Review: Mark Morris Dance Group
'Mozart Dances' exhilarates with exuberant playfulness
By Robert Faires, 6:29PM, Fri. Sep. 27, 2013
If you could capture the essence of childhood play – the boundless energy; the unself-conscious immersion in pretending; the relentless inventiveness; the sheer delight in creativity – and channel it through an adult, you'd have … well, you'd have Mozart, wouldn't you? You'd also have the Mark Morris Dance Group in Mozart Dances.
In their first night of a two-night stand at Bass Concert Hall through Texas Performing Arts, this singular contemporary dance company took the joyous, animating spirit of both that 18th-century Austrian composer and kids throughout all of history and used it to fuel almost two hours of buoyant, exhilarating dance. As Mozart capered, whirled, glided, and bounced through a piano sonata and two piano concertos, so did the dancers, the movements of music and bodies so spectacularly in sync that they seemed to have flared from the same creative spark.
You've witnessed kids on a playground, racing from slide to swing to jungle gym to hopscotch squares, going full-tilt at one activity, then abruptly breaking off from that to plunge into some new, inexplicably more engaging pursuit. Their actions don't appear linked to any thought process, just random impulses onto which they hurl themselves with abandon. So it appeared with the dancers, who might twirl and twirl, arms tracing an arc through the air with balletic grace, then stop suddenly and stride flat-footedly offstage. Or a sequence of leaps that would shame a gazelle might be followed by the dancers dropping to the floor and lying on their sides, like bouncing-off-the-walls wee ones who had finally exhausted themselves and simply dropped where they were standing for an impromptu nap. Much of the movement evoked the courtly dances of Mozart's day or the classical stage – typically executed with a startling virtuosity – but just as you would be seduced by the elegance of a step or a gesture, it would be followed by one that looked deliberately awkward or casually contemporary – say, a pigeon-toed stance with thighs together or two hands with fingers cupped and flicked toward the body in the universal sign for "back it up." The moves had the air of a kid in a school pageant who, either bored or mischievous, drops character and does something to amuse himself. Whether or not Morris actually had in mind a child's behavior in these choreographic moments, he nevertheless imbued them with a childlike playfulness that undercut the sobriety of a dance drawn from a titan of classical music, keeping it light, lively, human.
At times this sense of play conveyed a rare tenderness, as in Double, the work choreographed to the Piano Sonata in D major for two pianos. Dancers joined hands as if for a game of ring-around-the-rosy, but from their connectedness rose a sense of deep support for one another and need for union. As the circle spun, sometimes two dancers would fall backward, their backsides brushing the floor, but the rest of the circle would pull them to their feet and keep the group spinning without a lag or misstep. Frequently, one dancer would drop one hand and lead the rest, still connected, under the raised arms of the last two dancers in the line. But when this "London Bridge"-style passage was complete and the last two dancers lowered their arms, those separated hands found each other again and the circle re-formed. Again and again, this was repeated, the circle breaking apart, the dancers occasionally splitting off into smaller groups, but eventually, all joining hands again, re-forming the circle. It was a vision of hope, this beautiful symbol of unity, eternally turning like our Earth, breaking apart but always restoring itself, our hands always finding each other again to hold and hold up.

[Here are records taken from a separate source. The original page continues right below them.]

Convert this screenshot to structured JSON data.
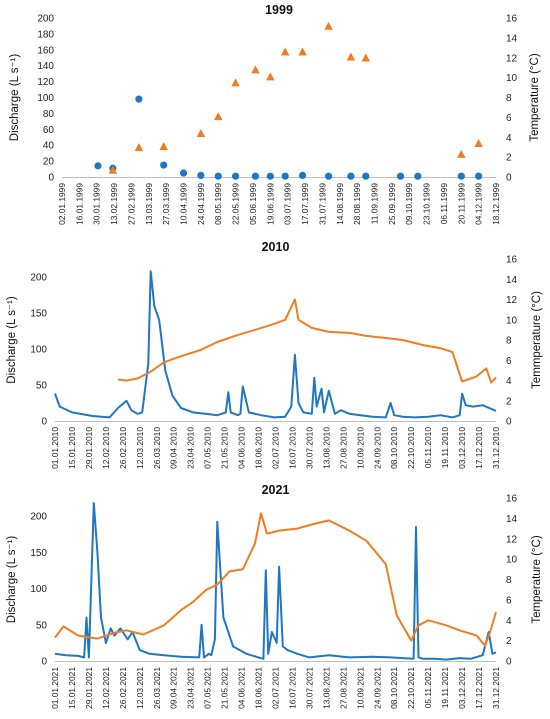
{
  "colors": {
    "discharge": "#1f77c4",
    "temperature": "#ef7d22",
    "axis": "#bfbfbf"
  },
  "chart_data": [
    {
      "type": "scatter",
      "title": "1999",
      "ylabel": "Discharge (L s⁻¹)",
      "y2label": "Temperature (°C)",
      "ylim": [
        0,
        200
      ],
      "yticks": [
        0,
        20,
        40,
        60,
        80,
        100,
        120,
        140,
        160,
        180,
        200
      ],
      "y2lim": [
        0,
        16
      ],
      "y2ticks": [
        0,
        2,
        4,
        6,
        8,
        10,
        12,
        14,
        16
      ],
      "xrange": [
        "1999-01-02",
        "1999-12-18"
      ],
      "xtick_labels": [
        "02.01.1999",
        "16.01.1999",
        "30.01.1999",
        "13.02.1999",
        "27.02.1999",
        "13.03.1999",
        "27.03.1999",
        "10.04.1999",
        "24.04.1999",
        "08.05.1999",
        "22.05.1999",
        "05.06.1999",
        "19.06.1999",
        "03.07.1999",
        "17.07.1999",
        "31.07.1999",
        "14.08.1999",
        "28.08.1999",
        "11.09.1999",
        "25.09.1999",
        "09.10.1999",
        "23.10.1999",
        "06.11.1999",
        "20.11.1999",
        "04.12.1999",
        "18.12.1999"
      ],
      "series": [
        {
          "name": "Discharge",
          "axis": "left",
          "marker": "circle",
          "x": [
            "1999-01-31",
            "1999-02-12",
            "1999-03-05",
            "1999-03-25",
            "1999-04-10",
            "1999-04-24",
            "1999-05-08",
            "1999-05-22",
            "1999-06-07",
            "1999-06-19",
            "1999-07-01",
            "1999-07-15",
            "1999-08-05",
            "1999-08-23",
            "1999-09-04",
            "1999-10-02",
            "1999-10-16",
            "1999-11-20",
            "1999-12-04"
          ],
          "y": [
            14,
            11,
            98,
            15,
            5,
            2,
            1,
            1,
            1,
            1,
            1,
            2,
            1,
            1,
            1,
            1,
            1,
            1,
            1
          ]
        },
        {
          "name": "Temperature",
          "axis": "right",
          "marker": "triangle",
          "x": [
            "1999-02-12",
            "1999-03-05",
            "1999-03-25",
            "1999-04-24",
            "1999-05-08",
            "1999-05-22",
            "1999-06-07",
            "1999-06-19",
            "1999-07-01",
            "1999-07-15",
            "1999-08-05",
            "1999-08-23",
            "1999-09-04",
            "1999-11-20",
            "1999-12-04"
          ],
          "y": [
            0.7,
            3.0,
            3.1,
            4.4,
            6.1,
            9.5,
            10.8,
            10.1,
            12.6,
            12.6,
            15.2,
            12.1,
            12.0,
            2.3,
            3.4
          ]
        }
      ]
    },
    {
      "type": "line",
      "title": "2010",
      "ylabel": "Discharge (L s⁻¹)",
      "y2label": "Temmperature (°C)",
      "ylim": [
        0,
        225
      ],
      "yticks": [
        0,
        50,
        100,
        150,
        200
      ],
      "y2lim": [
        0,
        16
      ],
      "y2ticks": [
        0,
        2,
        4,
        6,
        8,
        10,
        12,
        14,
        16
      ],
      "xrange": [
        "2010-01-01",
        "2010-12-31"
      ],
      "xtick_labels": [
        "01.01.2010",
        "15.01.2010",
        "29.01.2010",
        "12.02.2010",
        "26.02.2010",
        "12.03.2010",
        "26.03.2010",
        "09.04.2010",
        "23.04.2010",
        "07.05.2010",
        "21.05.2010",
        "04.06.2010",
        "18.06.2010",
        "02.07.2010",
        "16.07.2010",
        "30.07.2010",
        "13.08.2010",
        "27.08.2010",
        "10.09.2010",
        "24.09.2010",
        "08.10.2010",
        "22.10.2010",
        "05.11.2010",
        "19.11.2010",
        "03.12.2010",
        "17.12.2010",
        "31.12.2010"
      ],
      "series": [
        {
          "name": "Discharge",
          "axis": "left",
          "x": [
            "2010-01-01",
            "2010-01-05",
            "2010-01-15",
            "2010-02-01",
            "2010-02-15",
            "2010-02-22",
            "2010-03-01",
            "2010-03-05",
            "2010-03-10",
            "2010-03-14",
            "2010-03-19",
            "2010-03-21",
            "2010-03-24",
            "2010-03-28",
            "2010-04-02",
            "2010-04-08",
            "2010-04-15",
            "2010-04-25",
            "2010-05-05",
            "2010-05-15",
            "2010-05-22",
            "2010-05-24",
            "2010-05-26",
            "2010-06-01",
            "2010-06-03",
            "2010-06-05",
            "2010-06-10",
            "2010-06-20",
            "2010-07-01",
            "2010-07-10",
            "2010-07-15",
            "2010-07-18",
            "2010-07-21",
            "2010-07-25",
            "2010-08-01",
            "2010-08-03",
            "2010-08-05",
            "2010-08-09",
            "2010-08-11",
            "2010-08-15",
            "2010-08-20",
            "2010-08-25",
            "2010-09-01",
            "2010-09-10",
            "2010-09-20",
            "2010-10-01",
            "2010-10-05",
            "2010-10-08",
            "2010-10-15",
            "2010-10-25",
            "2010-11-05",
            "2010-11-15",
            "2010-11-25",
            "2010-12-01",
            "2010-12-03",
            "2010-12-06",
            "2010-12-12",
            "2010-12-20",
            "2010-12-31"
          ],
          "y": [
            38,
            20,
            12,
            7,
            5,
            18,
            28,
            15,
            10,
            12,
            80,
            208,
            160,
            140,
            70,
            35,
            18,
            12,
            10,
            8,
            12,
            40,
            12,
            8,
            10,
            48,
            12,
            8,
            5,
            6,
            20,
            92,
            25,
            12,
            10,
            60,
            20,
            45,
            12,
            42,
            10,
            15,
            10,
            8,
            6,
            5,
            25,
            8,
            6,
            5,
            6,
            8,
            5,
            8,
            38,
            22,
            20,
            22,
            14
          ]
        },
        {
          "name": "Temperature",
          "axis": "right",
          "x": [
            "2010-02-22",
            "2010-03-01",
            "2010-03-10",
            "2010-03-20",
            "2010-04-01",
            "2010-04-15",
            "2010-05-01",
            "2010-05-15",
            "2010-06-01",
            "2010-06-15",
            "2010-07-01",
            "2010-07-10",
            "2010-07-18",
            "2010-07-21",
            "2010-08-01",
            "2010-08-15",
            "2010-09-01",
            "2010-09-15",
            "2010-10-01",
            "2010-10-15",
            "2010-11-01",
            "2010-11-15",
            "2010-11-25",
            "2010-12-03",
            "2010-12-15",
            "2010-12-23",
            "2010-12-27",
            "2010-12-31"
          ],
          "y": [
            4.1,
            4.0,
            4.2,
            4.8,
            5.8,
            6.4,
            7.0,
            7.8,
            8.5,
            9.0,
            9.6,
            10.0,
            12.0,
            10.0,
            9.2,
            8.8,
            8.7,
            8.4,
            8.2,
            8.0,
            7.5,
            7.2,
            6.8,
            3.9,
            4.4,
            5.2,
            3.8,
            4.3
          ]
        }
      ]
    },
    {
      "type": "line",
      "title": "2021",
      "ylabel": "Discharge (L s⁻¹)",
      "y2label": "Temperature (°C)",
      "ylim": [
        0,
        225
      ],
      "yticks": [
        0,
        50,
        100,
        150,
        200
      ],
      "y2lim": [
        0,
        16
      ],
      "y2ticks": [
        0,
        2,
        4,
        6,
        8,
        10,
        12,
        14,
        16
      ],
      "xrange": [
        "2021-01-01",
        "2021-12-31"
      ],
      "xtick_labels": [
        "01.01.2021",
        "15.01.2021",
        "29.01.2021",
        "12.02.2021",
        "26.02.2021",
        "12.03.2021",
        "26.03.2021",
        "09.04.2021",
        "23.04.2021",
        "07.05.2021",
        "21.05.2021",
        "04.06.2021",
        "18.06.2021",
        "02.07.2021",
        "16.07.2021",
        "30.07.2021",
        "13.08.2021",
        "27.08.2021",
        "10.09.2021",
        "24.09.2021",
        "08.10.2021",
        "22.10.2021",
        "05.11.2021",
        "19.11.2021",
        "03.12.2021",
        "17.12.2021",
        "31.12.2021"
      ],
      "series": [
        {
          "name": "Discharge",
          "axis": "left",
          "x": [
            "2021-01-01",
            "2021-01-10",
            "2021-01-20",
            "2021-01-25",
            "2021-01-27",
            "2021-01-29",
            "2021-02-02",
            "2021-02-05",
            "2021-02-08",
            "2021-02-12",
            "2021-02-16",
            "2021-02-19",
            "2021-02-24",
            "2021-03-02",
            "2021-03-06",
            "2021-03-12",
            "2021-03-20",
            "2021-04-01",
            "2021-04-15",
            "2021-04-30",
            "2021-05-02",
            "2021-05-04",
            "2021-05-08",
            "2021-05-10",
            "2021-05-13",
            "2021-05-15",
            "2021-05-20",
            "2021-05-28",
            "2021-06-08",
            "2021-06-18",
            "2021-06-22",
            "2021-06-24",
            "2021-06-26",
            "2021-06-29",
            "2021-07-03",
            "2021-07-05",
            "2021-07-08",
            "2021-07-12",
            "2021-07-20",
            "2021-07-30",
            "2021-08-15",
            "2021-09-01",
            "2021-09-20",
            "2021-10-05",
            "2021-10-15",
            "2021-10-24",
            "2021-10-26",
            "2021-10-28",
            "2021-11-01",
            "2021-11-10",
            "2021-11-20",
            "2021-12-01",
            "2021-12-10",
            "2021-12-20",
            "2021-12-25",
            "2021-12-28",
            "2021-12-31"
          ],
          "y": [
            10,
            8,
            7,
            5,
            60,
            5,
            218,
            150,
            60,
            25,
            45,
            35,
            45,
            30,
            40,
            15,
            10,
            8,
            6,
            5,
            50,
            5,
            10,
            8,
            30,
            192,
            60,
            20,
            10,
            5,
            3,
            125,
            10,
            40,
            25,
            130,
            20,
            15,
            10,
            5,
            8,
            5,
            6,
            5,
            4,
            3,
            185,
            5,
            3,
            3,
            2,
            4,
            3,
            8,
            40,
            10,
            12
          ]
        },
        {
          "name": "Temperature",
          "axis": "right",
          "x": [
            "2021-01-01",
            "2021-01-08",
            "2021-01-20",
            "2021-02-05",
            "2021-02-20",
            "2021-03-01",
            "2021-03-15",
            "2021-04-01",
            "2021-04-15",
            "2021-04-25",
            "2021-05-06",
            "2021-05-15",
            "2021-05-25",
            "2021-06-05",
            "2021-06-15",
            "2021-06-20",
            "2021-06-25",
            "2021-07-05",
            "2021-07-20",
            "2021-08-01",
            "2021-08-15",
            "2021-09-01",
            "2021-09-15",
            "2021-10-01",
            "2021-10-10",
            "2021-10-22",
            "2021-10-28",
            "2021-11-05",
            "2021-11-20",
            "2021-12-01",
            "2021-12-15",
            "2021-12-22",
            "2021-12-26",
            "2021-12-31"
          ],
          "y": [
            2.3,
            3.4,
            2.5,
            2.2,
            2.8,
            3.0,
            2.6,
            3.5,
            5.0,
            5.8,
            7.0,
            7.5,
            8.8,
            9.0,
            11.5,
            14.5,
            12.5,
            12.8,
            13.0,
            13.4,
            13.8,
            12.8,
            11.8,
            9.5,
            4.5,
            2.0,
            3.5,
            4.0,
            3.5,
            3.0,
            2.5,
            1.5,
            2.8,
            4.8
          ]
        }
      ]
    }
  ]
}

Through all of the dancing, lyrical and comical, came a purity of feeling, and it was exquisitely matched in the music that danced through our ears. The 34 musicians of the New York-based orchestra the Knights played with a delicacy and openness that made the notes spring from the sheet music like the dancers from the floor. And our own Anton Nel was at his nimblest at the piano, his fingers gamboling across the keyboard as if in a game of chase, coaxing forth impossibly elegant melodies and variations. Being Mozart, the music was anything but child's play, and yet Nel made the most complex material sound effortless – a breeze.
Some kind of breeze blew through Bass during Mozart Dances, and from it one felt that wonder of old, from the time before our perceptions of the world were filtered through obligations and cares, before we were weighted down by disappointments and cynicism and sorrows. It was a breeze open to all existence, to whims and caprices, to joining hands, to play and the unfettered joy that comes from indulging in it. Remember this, the breeze whispered. This is life. And it thrilled.